How people react to pension risk
People’s pensions are an important source of retirement income. Although the risk associated with pensions varies widely depending on the pension scheme, all pension plans expose their participants’ pension savings to some market risk.
In this paper we quantify the effects of this pension risk on people’s investment investments; an important way in which they save and accumulate wealth. To do this we exploit a 2007 pension reform in The Netherlands that suddenly exposed people’s pensions to stock market risk. Before the reform, retirement in The Netherlands was typically organised in standard defined benefit schemes—where retirement income was fixed and depended solely on people’s pre-retirement wages and contributions. The reform suddenly linked the financial health of pension funds to the benefits their contributors and retirees receive. This effectively exposed these people to market risk through their pensions.
We show that, after this reform, people who participate in safer pension funds are more likely to invest in stocks, mostly taking their investment from cash savings. These estimates are causal: they cannot be explained by other things that happen to people at the same time their pensions become riskier, nor can they be explained by differences between people who have safer or riskier pensions.

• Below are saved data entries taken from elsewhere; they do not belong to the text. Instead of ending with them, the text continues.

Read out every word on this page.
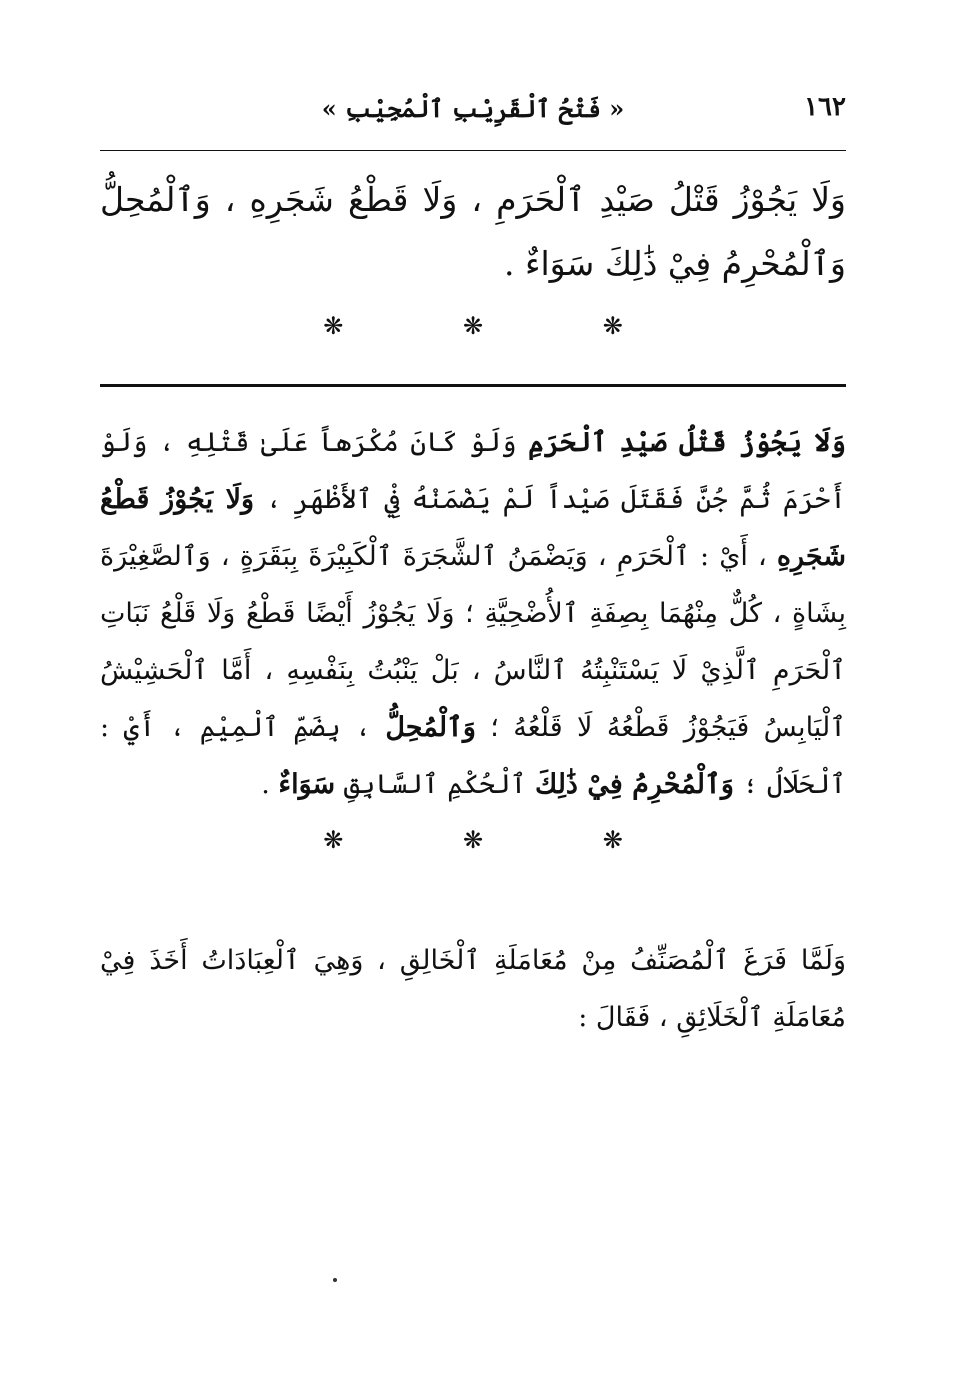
١٦٢
« فَتْحُ ٱلْقَرِيْبِ ٱلْمُجِيْبِ »

وَلَا يَجُوْزُ قَتْلُ صَيْدِ ٱلْحَرَمِ ، وَلَا قَطْعُ شَجَرِهِ ، وَٱلْمُحِلُّ وَٱلْمُحْرِمُ فِيْ ذَٰلِكَ سَوَاءٌ .

❋ ❋ ❋

وَلَا يَجُوْزُ قَتْلُ صَيْدِ ٱلْحَرَمِ وَلَوْ كَانَ مُكْرَهاً عَلَىٰ قَتْلِهِ ، وَلَوْ أَحْرَمَ ثُمَّ جُنَّ فَقَتَلَ صَيْداً لَمْ يَضْمَنْهُ فِيْ ٱلأَظْهَرِ ، وَلَا يَجُوْزُ قَطْعُ شَجَرِهِ ، أَيْ : ٱلْحَرَمِ ، وَيَضْمَنُ ٱلشَّجَرَةَ ٱلْكَبِيْرَةَ بِبَقَرَةٍ ، وَٱلصَّغِيْرَةَ بِشَاةٍ ، كُلٌّ مِنْهُمَا بِصِفَةِ ٱلأُضْحِيَّةِ ؛ وَلَا يَجُوْزُ أَيْضًا قَطْعُ وَلَا قَلْعُ نَبَاتِ ٱلْحَرَمِ ٱلَّذِيْ لَا يَسْتَنْبِتُهُ ٱلنَّاسُ ، بَلْ يَنْبُتُ بِنَفْسِهِ ، أَمَّا ٱلْحَشِيْشُ ٱلْيَابِسُ فَيَجُوْزُ قَطْعُهُ لَا قَلْعُهُ ؛ وَٱلْمُحِلُّ ، بِضَمِّ ٱلْمِيْمِ ، أَيْ : ٱلْحَلَالُ ؛ وَٱلْمُحْرِمُ فِيْ ذَٰلِكَ ٱلْحُكْمِ ٱلسَّابِقِ سَوَاءٌ .

❋ ❋ ❋

وَلَمَّا فَرَغَ ٱلْمُصَنِّفُ مِنْ مُعَامَلَةِ ٱلْخَالِقِ ، وَهِيَ ٱلْعِبَادَاتُ أَخَذَ فِيْ مُعَامَلَةِ ٱلْخَلَائِقِ ، فَقَالَ :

We also show the effects of pension risk are stronger for people who are more aware and informed about their pension arrangements, retirees, and people close to retirement. However, pension risk does not affect people’s intentions or decisions to work or their motivations for saving.

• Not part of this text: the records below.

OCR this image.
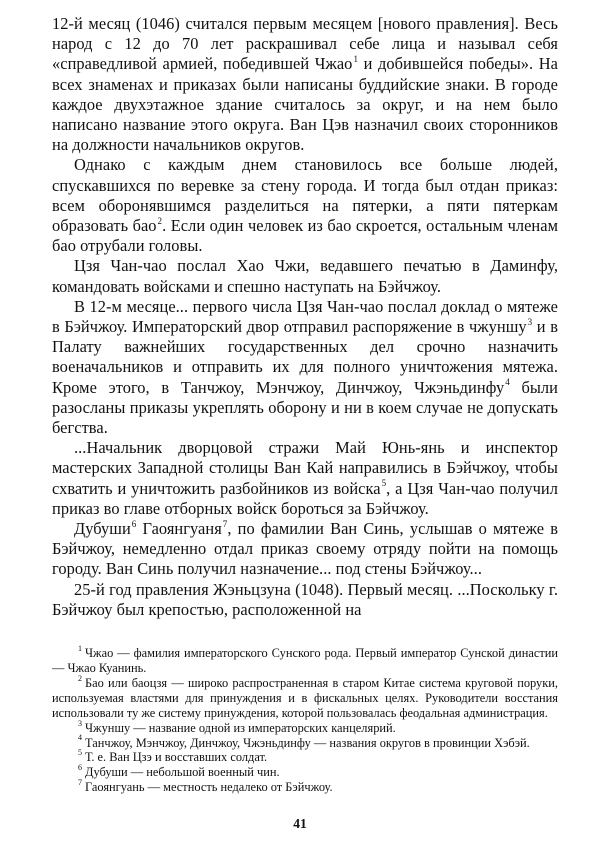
12-й месяц (1046) считался первым месяцем [нового правления]. Весь народ с 12 до 70 лет раскрашивал себе лица и называл себя «справедливой армией, победившей Чжао$^1$ и добившейся победы». На всех знаменах и приказах были написаны буддийские знаки. В городе каждое двухэтажное здание считалось за округ, и на нем было написано название этого округа. Ван Цэв назначил своих сторонников на должности начальников округов.

Однако с каждым днем становилось все больше людей, спускавшихся по веревке за стену города. И тогда был отдан приказ: всем оборонявшимся разделиться на пятерки, а пяти пятеркам образовать бао$^2$. Если один человек из бао скроется, остальным членам бао отрубали головы.

Цзя Чан-чао послал Хао Чжи, ведавшего печатью в Даминфу, командовать войсками и спешно наступать на Бэйчжоу.

В 12-м месяце... первого числа Цзя Чан-чао послал доклад о мятеже в Бэйчжоу. Императорский двор отправил распоряжение в чжуншу$^3$ и в Палату важнейших государственных дел срочно назначить военачальников и отправить их для полного уничтожения мятежа. Кроме этого, в Танчжоу, Мэнчжоу, Динчжоу, Чжэньдинфу$^4$ были разосланы приказы укреплять оборону и ни в коем случае не допускать бегства.

...Начальник дворцовой стражи Май Юнь-янь и инспектор мастерских Западной столицы Ван Кай направились в Бэйчжоу, чтобы схватить и уничтожить разбойников из войска$^5$, а Цзя Чан-чао получил приказ во главе отборных войск бороться за Бэйчжоу.

Дубуши$^6$ Гаоянгуаня$^7$, по фамилии Ван Синь, услышав о мятеже в Бэйчжоу, немедленно отдал приказ своему отряду пойти на помощь городу. Ван Синь получил назначение... под стены Бэйчжоу...

25-й год правления Жэньцзуна (1048). Первый месяц. ...Поскольку г. Бэйчжоу был крепостью, расположенной на

$^1$ Чжао — фамилия императорского Сунского рода. Первый император Сунской династии — Чжао Куанинь.

$^2$ Бао или баоцзя — широко распространенная в старом Китае система круговой поруки, используемая властями для принуждения и в фискальных целях. Руководители восстания использовали ту же систему принуждения, которой пользовалась феодальная администрация.

$^3$ Чжуншу — название одной из императорских канцелярий.

$^4$ Танчжоу, Мэнчжоу, Динчжоу, Чжэньдинфу — названия округов в провинции Хэбэй.

$^5$ Т. е. Ван Цзэ и восставших солдат.

$^6$ Дубуши — небольшой военный чин.

$^7$ Гаоянгуань — местность недалеко от Бэйчжоу.

41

Our findings show that pension risk can deeply affect people’s decisions, and that pension reforms that increase exposure to this risk can have important and unintended effects that can affect people’s welfare. This is especially true for pension risk born later in life, when working becomes harder and costly and there are fewer ways to adapt to this risk. The effect of pension risk on people’s behaviour and welfare, and the way this risk gets distributed across socioeconomic strata, should be considered when introducing new retirement schemes and considering alternatives for pension reform.